Chroniques - Facilities, site du Facility managementChroniques

  • La montée en puissance du digital dans l’immobilier

    Alain Houpiilart Éditeur de la Lettre M2

    Alain Houpiilart - Facilities, site du Facility management

    L'appel au savoir-faire des start-ups et l'internalisation de directions du digital illustrent la mutation de ce secteur.

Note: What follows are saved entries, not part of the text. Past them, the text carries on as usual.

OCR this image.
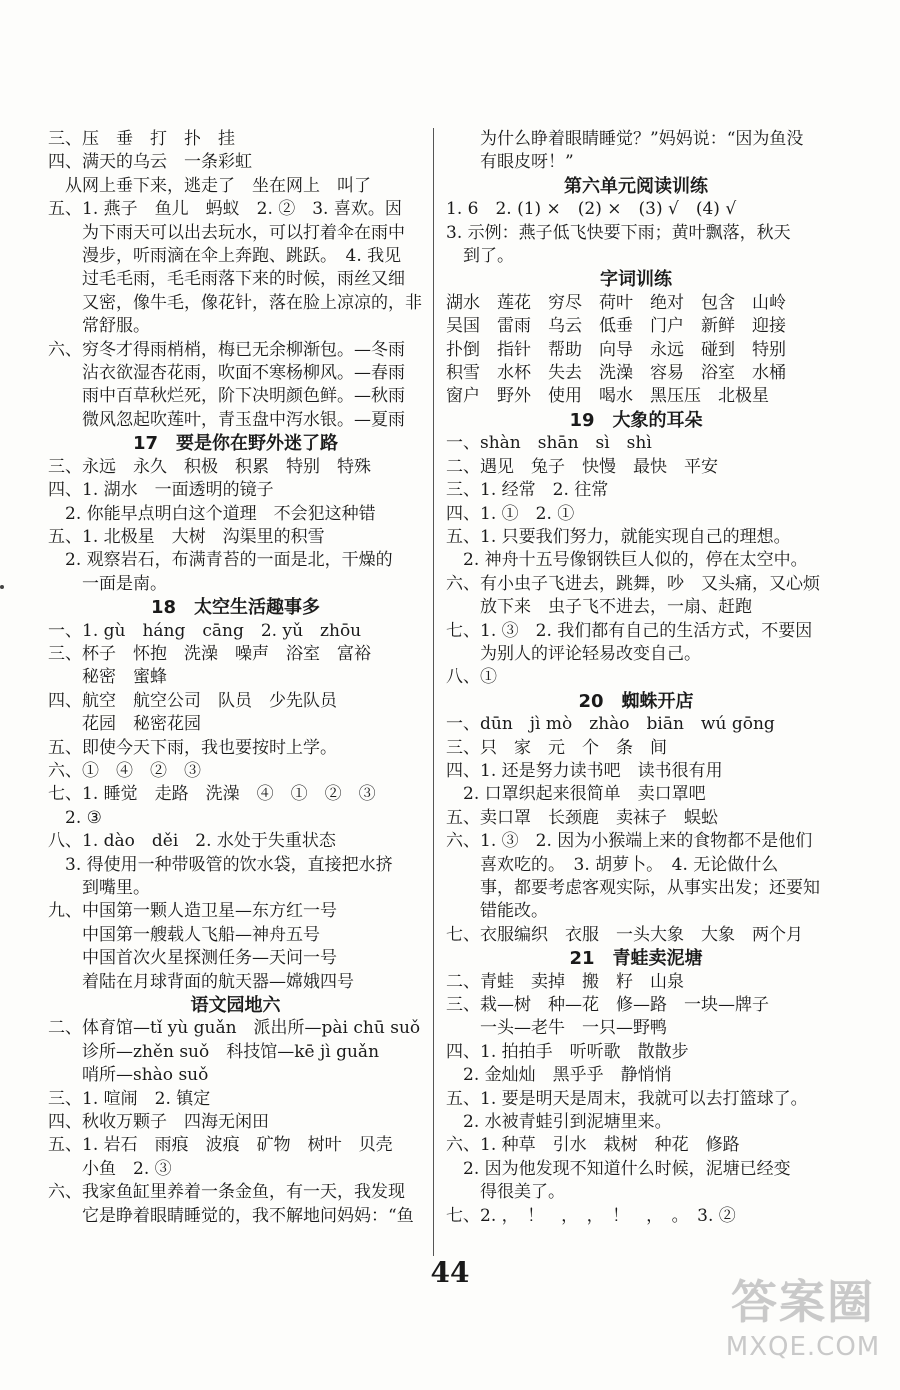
三、压　垂　打　扑　挂
四、满天的乌云　一条彩虹
从网上垂下来，逃走了　坐在网上　叫了
五、1. 燕子　鱼儿　蚂蚁　2. ②　3. 喜欢。因
为下雨天可以出去玩水，可以打着伞在雨中
漫步，听雨滴在伞上奔跑、跳跃。　4. 我见
过毛毛雨，毛毛雨落下来的时候，雨丝又细
又密，像牛毛，像花针，落在脸上凉凉的，非
常舒服。
六、穷冬才得雨梢梢，梅已无余柳渐包。—冬雨
沾衣欲湿杏花雨，吹面不寒杨柳风。—春雨
雨中百草秋烂死，阶下决明颜色鲜。—秋雨
微风忽起吹莲叶，青玉盘中泻水银。—夏雨
17　要是你在野外迷了路
三、永远　永久　积极　积累　特别　特殊
四、1. 湖水　一面透明的镜子
2. 你能早点明白这个道理　不会犯这种错
五、1. 北极星　大树　沟渠里的积雪
2. 观察岩石，布满青苔的一面是北，干燥的
一面是南。
18　太空生活趣事多
一、1. gù　háng　cāng　2. yǔ　zhōu
三、杯子　怀抱　洗澡　噪声　浴室　富裕
秘密　蜜蜂
四、航空　航空公司　队员　少先队员
花园　秘密花园
五、即使今天下雨，我也要按时上学。
六、①　④　②　③
七、1. 睡觉　走路　洗澡　④　①　②　③
2. ③
八、1. dào　děi　2. 水处于失重状态
3. 得使用一种带吸管的饮水袋，直接把水挤
到嘴里。
九、中国第一颗人造卫星—东方红一号
中国第一艘载人飞船—神舟五号
中国首次火星探测任务—天问一号
着陆在月球背面的航天器—嫦娥四号
语文园地六
二、体育馆—tǐ yù guǎn　派出所—pài chū suǒ
诊所—zhěn suǒ　科技馆—kē jì guǎn
哨所—shào suǒ
三、1. 喧闹　2. 镇定
四、秋收万颗子　四海无闲田
五、1. 岩石　雨痕　波痕　矿物　树叶　贝壳
小鱼　2. ③
六、我家鱼缸里养着一条金鱼，有一天，我发现
它是睁着眼睛睡觉的，我不解地问妈妈：“鱼
为什么睁着眼睛睡觉？”妈妈说：“因为鱼没
有眼皮呀！”
第六单元阅读训练
1. 6　2. (1) ×　(2) ×　(3) √　(4) √
3. 示例：燕子低飞快要下雨；黄叶飘落，秋天
到了。
字词训练
湖水　莲花　穷尽　荷叶　绝对　包含　山岭
吴国　雷雨　乌云　低垂　门户　新鲜　迎接
扑倒　指针　帮助　向导　永远　碰到　特别
积雪　水杯　失去　洗澡　容易　浴室　水桶
窗户　野外　使用　喝水　黑压压　北极星
19　大象的耳朵
一、shàn　shān　sì　shì
二、遇见　兔子　快慢　最快　平安
三、1. 经常　2. 往常
四、1. ①　2. ①
五、1. 只要我们努力，就能实现自己的理想。
2. 神舟十五号像钢铁巨人似的，停在太空中。
六、有小虫子飞进去，跳舞，吵　又头痛，又心烦
放下来　虫子飞不进去，一扇、赶跑
七、1. ③　2. 我们都有自己的生活方式，不要因
为别人的评论轻易改变自己。
八、①
20　蜘蛛开店
一、dūn　jì mò　zhào　biān　wú gōng
三、只　家　元　个　条　间
四、1. 还是努力读书吧　读书很有用
2. 口罩织起来很简单　卖口罩吧
五、卖口罩　长颈鹿　卖袜子　蜈蚣
六、1. ③　2. 因为小猴端上来的食物都不是他们
喜欢吃的。　3. 胡萝卜。　4. 无论做什么
事，都要考虑客观实际，从事实出发；还要知
错能改。
七、衣服编织　衣服　一头大象　大象　两个月
21　青蛙卖泥塘
二、青蛙　卖掉　搬　籽　山泉
三、栽—树　种—花　修—路　一块—牌子
一头—老牛　一只—野鸭
四、1. 拍拍手　听听歌　散散步
2. 金灿灿　黑乎乎　静悄悄
五、1. 要是明天是周末，我就可以去打篮球了。
2. 水被青蛙引到泥塘里来。
六、1. 种草　引水　栽树　种花　修路
2. 因为他发现不知道什么时候，泥塘已经变
得很美了。
七、2. ，　！　，　，　！　，　。　3. ②
44
答案圈
MXQE.COM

    L'une des évolutions les plus significatives est l'apport de la 3D en commercialisation. Elle permet aux candidats acquéreurs ou aux utilisateurs et investisseurs du tertiaire de se projeter dans leur futur espace avant même sa construction. Le client peut simuler des scénarios d'occupation, apprécier les volumes comme l'ensemble du bâtiment. Il peut géolocaliser à 360° l'environnement de l'immeuble. L'utilisation d'un casque virtuel se généralise sur les bureaux de vente et dans les agences immobilières.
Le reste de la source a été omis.